On September 5th word was sent by one of the firm to the appellee that the other member of the firm was collecting money of the firm and not accounting for it, and that she had better take steps to protect herself.

Accordingly, on September 6 th, she went to the shop and finding nobody there, she managed, with assistance, to obtain admittance a little after noon, and certainly before two o’clock in the afternoon, and took possession of the property in question by virtue of the bill of sale.

She then put a padlock upon the door, nailed up her own cards on the door, and placed a custodian in possession, who remained there continuously, except when relieved by the appellee for time to get his meals, during the day and night, and until the executions in question were levied and the property taken from appellee on the following morning.

The judgments upon which the executions were issued were recovered before a justice of the peace on the afternoon of September 6th, and the executions thereon were issued *324and delivered to a constable ten or fifteen minutes before three o’clock of that afternoon.
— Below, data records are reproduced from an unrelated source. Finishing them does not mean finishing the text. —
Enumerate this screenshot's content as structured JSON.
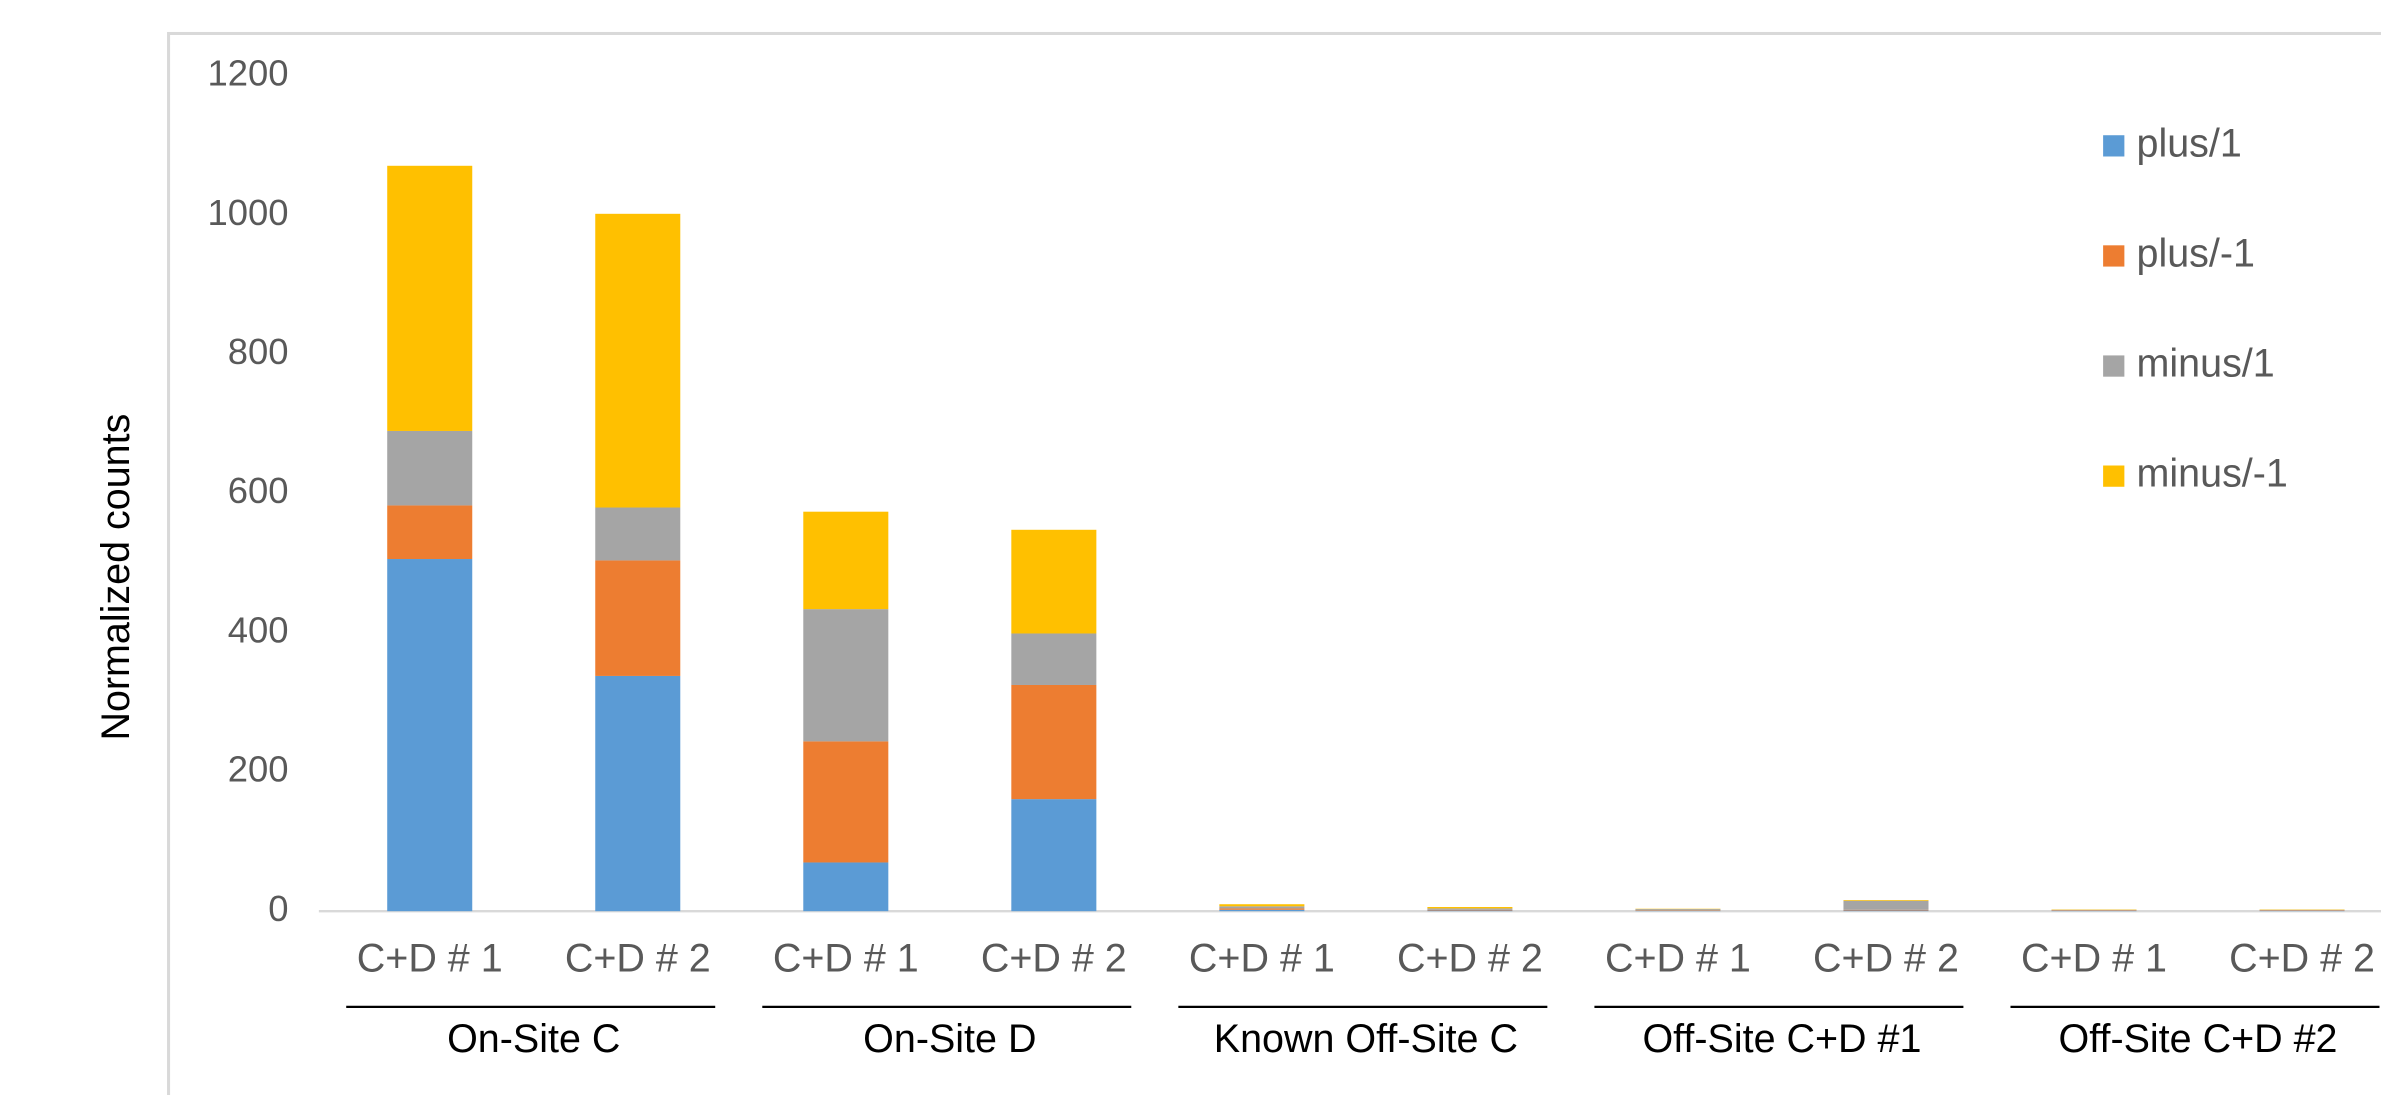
{
  "chart_data": {
    "type": "stacked-bar",
    "y_label": "Normalized counts",
    "categories": [
      "C+D # 1",
      "C+D # 2",
      "C+D # 1",
      "C+D # 2",
      "C+D # 1",
      "C+D # 2",
      "C+D # 1",
      "C+D # 2",
      "C+D # 1",
      "C+D # 2"
    ],
    "groups": [
      {
        "name": "On-Site C"
      },
      {
        "name": "On-Site D"
      },
      {
        "name": "Known Off-Site C"
      },
      {
        "name": "Off-Site C+D #1"
      },
      {
        "name": "Off-Site C+D #2"
      }
    ],
    "series": [
      {
        "name": "plus/1",
        "color": "#5b9bd5",
        "values": [
          506,
          338,
          70,
          161,
          2,
          1,
          0.5,
          1,
          0.5,
          0.5
        ]
      },
      {
        "name": "plus/-1",
        "color": "#ed7d31",
        "values": [
          77,
          166,
          174,
          164,
          2,
          1,
          0.5,
          1,
          0.5,
          0.5
        ]
      },
      {
        "name": "minus/1",
        "color": "#a5a5a5",
        "values": [
          107,
          76,
          190,
          74,
          3,
          2,
          2,
          13,
          1,
          1
        ]
      },
      {
        "name": "minus/-1",
        "color": "#ffc000",
        "values": [
          381,
          422,
          140,
          149,
          3,
          2,
          0.5,
          1,
          0.5,
          0.5
        ]
      }
    ],
    "ylim": [
      0,
      1200
    ],
    "yticks": [
      0,
      200,
      400,
      600,
      800,
      1000,
      1200
    ],
    "grid": false,
    "legend": "right"
  }
}
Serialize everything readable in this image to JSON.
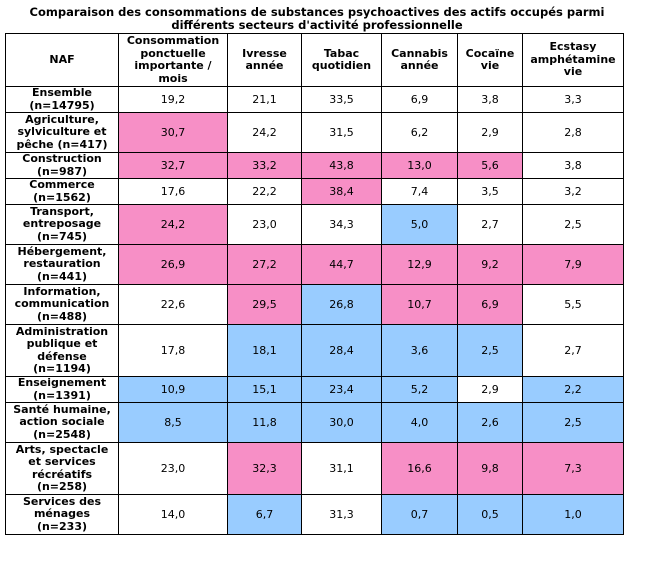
{
  "title_line1": "Comparaison des consommations de substances psychoactives des actifs occupés parmi",
  "title_line2": "différents secteurs d'activité professionnelle",
  "colors": {
    "high": "#f78fc6",
    "low": "#99ccff",
    "neutral": "#ffffff"
  },
  "columns": [
    "NAF",
    "Consommation ponctuelle importante / mois",
    "Ivresse année",
    "Tabac quotidien",
    "Cannabis année",
    "Cocaïne vie",
    "Ecstasy amphétamine vie"
  ],
  "rows": [
    {
      "sector": "Ensemble (n=14795)",
      "values": [
        "19,2",
        "21,1",
        "33,5",
        "6,9",
        "3,8",
        "3,3"
      ],
      "status": [
        "n",
        "n",
        "n",
        "n",
        "n",
        "n"
      ]
    },
    {
      "sector": "Agriculture, sylviculture et pêche (n=417)",
      "values": [
        "30,7",
        "24,2",
        "31,5",
        "6,2",
        "2,9",
        "2,8"
      ],
      "status": [
        "h",
        "n",
        "n",
        "n",
        "n",
        "n"
      ]
    },
    {
      "sector": "Construction (n=987)",
      "values": [
        "32,7",
        "33,2",
        "43,8",
        "13,0",
        "5,6",
        "3,8"
      ],
      "status": [
        "h",
        "h",
        "h",
        "h",
        "h",
        "n"
      ]
    },
    {
      "sector": "Commerce (n=1562)",
      "values": [
        "17,6",
        "22,2",
        "38,4",
        "7,4",
        "3,5",
        "3,2"
      ],
      "status": [
        "n",
        "n",
        "h",
        "n",
        "n",
        "n"
      ]
    },
    {
      "sector": "Transport, entreposage (n=745)",
      "values": [
        "24,2",
        "23,0",
        "34,3",
        "5,0",
        "2,7",
        "2,5"
      ],
      "status": [
        "h",
        "n",
        "n",
        "l",
        "n",
        "n"
      ]
    },
    {
      "sector": "Hébergement, restauration (n=441)",
      "values": [
        "26,9",
        "27,2",
        "44,7",
        "12,9",
        "9,2",
        "7,9"
      ],
      "status": [
        "h",
        "h",
        "h",
        "h",
        "h",
        "h"
      ]
    },
    {
      "sector": "Information, communication (n=488)",
      "values": [
        "22,6",
        "29,5",
        "26,8",
        "10,7",
        "6,9",
        "5,5"
      ],
      "status": [
        "n",
        "h",
        "l",
        "h",
        "h",
        "n"
      ]
    },
    {
      "sector": "Administration publique et défense (n=1194)",
      "values": [
        "17,8",
        "18,1",
        "28,4",
        "3,6",
        "2,5",
        "2,7"
      ],
      "status": [
        "n",
        "l",
        "l",
        "l",
        "l",
        "n"
      ]
    },
    {
      "sector": "Enseignement (n=1391)",
      "values": [
        "10,9",
        "15,1",
        "23,4",
        "5,2",
        "2,9",
        "2,2"
      ],
      "status": [
        "l",
        "l",
        "l",
        "l",
        "n",
        "l"
      ]
    },
    {
      "sector": "Santé humaine, action sociale (n=2548)",
      "values": [
        "8,5",
        "11,8",
        "30,0",
        "4,0",
        "2,6",
        "2,5"
      ],
      "status": [
        "l",
        "l",
        "l",
        "l",
        "l",
        "l"
      ]
    },
    {
      "sector": "Arts, spectacle et services récréatifs (n=258)",
      "values": [
        "23,0",
        "32,3",
        "31,1",
        "16,6",
        "9,8",
        "7,3"
      ],
      "status": [
        "n",
        "h",
        "n",
        "h",
        "h",
        "h"
      ]
    },
    {
      "sector": "Services des ménages (n=233)",
      "values": [
        "14,0",
        "6,7",
        "31,3",
        "0,7",
        "0,5",
        "1,0"
      ],
      "status": [
        "n",
        "l",
        "n",
        "l",
        "l",
        "l"
      ]
    }
  ]
}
The cause was submitted to the court without a jury, and he found in favor of the appellee.

There was some conflict in the evidence concerning the fact of possession by the appellee prior to the delivery of the executions to the constable, but we must regard the finding of the trial court in that matter as final, and we may add justifiably so, in our opinion, upon a fair review of all the evidence.

The appellants submitted to the trial court twenty propositions of law, of which one-half were held and the other half refused.

Complaint is made that the holding of some of such propositions and the refusal of others manifested an inconsistency by the court in the view it took of the law of the case. That does not necessarily follow. The court was not bound to hold as law every proposition that the appellant chose to submit, and the holding of one of two propositions, both of which embodied the same principle of law, was all that the court was bound to do, or that the appellants had a right to ask. We have examined the propositions in respect of which fault is found, but find no error.

"Under the evidence the appellee had a clear right to take possession of the goods described in the replevin writ, either with or without the consent of her vendors, and having done so before the executions became a lien upon them, her right to maintain replevin for them was secure; and she having been obliged to pay the note, for indemnity or security against which the bill of sale was made to her, it would be palpably unjust that appellants should be permitted to keep the goods from her.

The judgment was right, and it is affirmed.